Project Synthesis
Autonomous material discovery
Why this project exists
Materials discovery is bottlenecked by characterization, not hypothesis. Modern computational chemistry can propose far more candidate compounds than human-paced laboratories can synthesize, characterize, and validate. Closing the loop requires automation across the entire pipeline.

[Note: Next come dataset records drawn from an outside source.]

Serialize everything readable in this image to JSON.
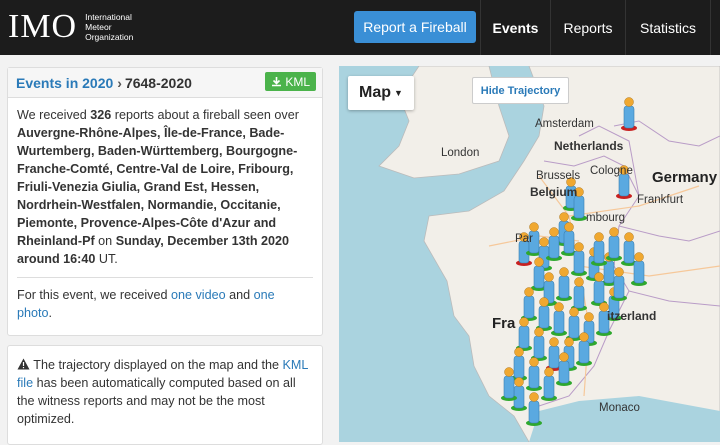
{
  "header": {
    "logo_mark": "IMO",
    "logo_line1": "International",
    "logo_line2": "Meteor",
    "logo_line3": "Organization",
    "report_button": "Report a Fireball",
    "nav": [
      "Events",
      "Reports",
      "Statistics"
    ]
  },
  "event": {
    "breadcrumb_link": "Events in 2020",
    "separator": "›",
    "event_id": "7648-2020",
    "kml_label": "KML",
    "intro": "We received",
    "report_count": "326",
    "intro_tail": "reports about a fireball seen over",
    "regions": "Auvergne-Rhône-Alpes, Île-de-France, Bade-Wurtemberg, Baden-Württemberg, Bourgogne-Franche-Comté, Centre-Val de Loire, Fribourg, Friuli-Venezia Giulia, Grand Est, Hessen, Nordrhein-Westfalen, Normandie, Occitanie, Piemonte, Provence-Alpes-Côte d'Azur and Rheinland-Pf",
    "on_word": "on",
    "date_text": "Sunday, December 13th 2020 around 16:40",
    "tz": "UT.",
    "media_intro": "For this event, we received",
    "video_link": "one video",
    "and_word": "and",
    "photo_link": "one photo",
    "media_end": "."
  },
  "warning": {
    "icon": "warning-icon",
    "text_before": "The trajectory displayed on the map and the",
    "kml_link": "KML file",
    "text_after": "has been automatically computed based on all the witness reports and may not be the most optimized."
  },
  "map": {
    "map_type": "Map",
    "trajectory_button": "Hide Trajectory",
    "labels": {
      "amsterdam": "Amsterdam",
      "netherlands": "Netherlands",
      "london": "London",
      "cologne": "Cologne",
      "germany": "Germany",
      "brussels": "Brussels",
      "belgium": "Belgium",
      "frankfurt": "Frankfurt",
      "luxembourg": "mbourg",
      "paris": "Par",
      "france": "Fra",
      "switzerland": "itzerland",
      "monaco": "Monaco"
    },
    "marker_colors": {
      "body": "#5aa9e0",
      "head": "#f0a830",
      "base_green": "#2ea82e",
      "base_red": "#c82020"
    }
  }
}
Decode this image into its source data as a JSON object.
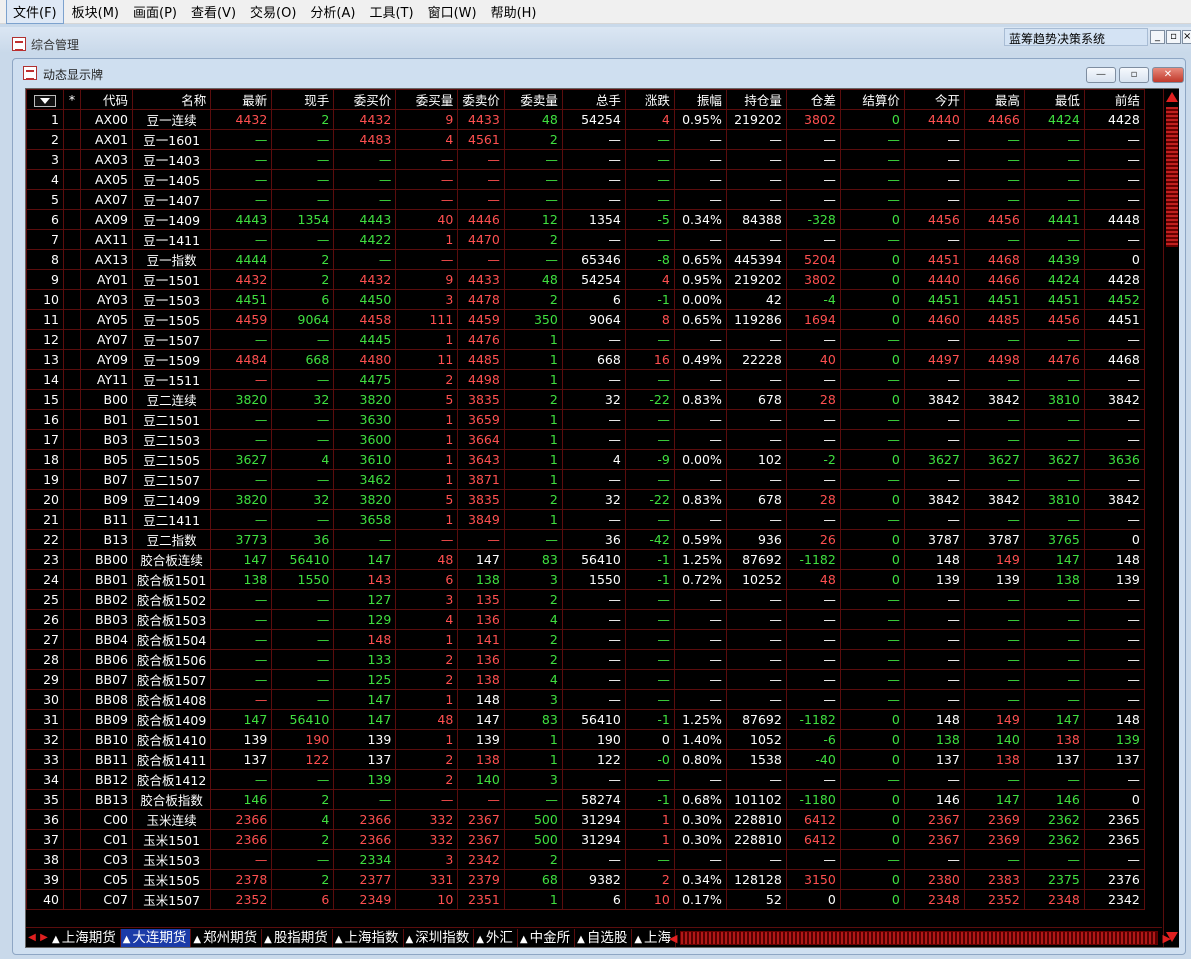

Synthesis is our closed-loop materials-discovery pipeline. It hypothesizes candidate structures, simulates their properties, schedules synthesis on automated hardware, characterizes the result, and feeds outcomes back into the hypothesis generator. We are exploring novel superconductor and battery-material families. We are not claiming any specific result that has not been independently replicated.
How we work on it
Hypothesis generation under cost constraints
A foundation-model-based hypothesizer proposes candidate compounds prioritized by simulated property gain divided by estimated synthesis cost. The cost model is itself learned from prior synthesis runs.
Automated synthesis and characterization
Modular robotic synthesizer + multi-modal characterization stack (XRD, ARPES adapter, susceptometer). Sample-tracking is end-to-end: every characterization datum links back to a hypothesis lineage.
Closed-loop active learning
The pipeline runs as a Bayesian optimization loop with explicit uncertainty quantification on the surrogate property model. The loop also schedules dedicated runs to reduce uncertainty in regions of the design space the surrogate is least confident about.
Where the work stands
- ShippedQ3 2025
Initial pipeline integration
End-to-end demo with three closed-loop iterations on a benchmark battery-material family.
- In progressQ2 2026
Characterization throughput scale-up
New characterization hardware halves cycle time per candidate.
- PlannedQ4 2026
Open release of pipeline framework
Public release of the orchestration layer and a curated benchmark.
What we are still figuring out
- 01
Characterization-noise modeling
How do we faithfully model the systematic noise of a multi-modal characterization stack so the surrogate model is not trained on artifacts?
- 02
Cost-aware exploration
When synthesis cost varies by 100× across the design space, naive Bayesian optimization concentrates in the cheap region. Cost-aware acquisition is harder than it sounds.
- 03
Replication and provenance
For any positive result, the standard for replication should be high. We are designing the pipeline so external groups can replicate from the ledger.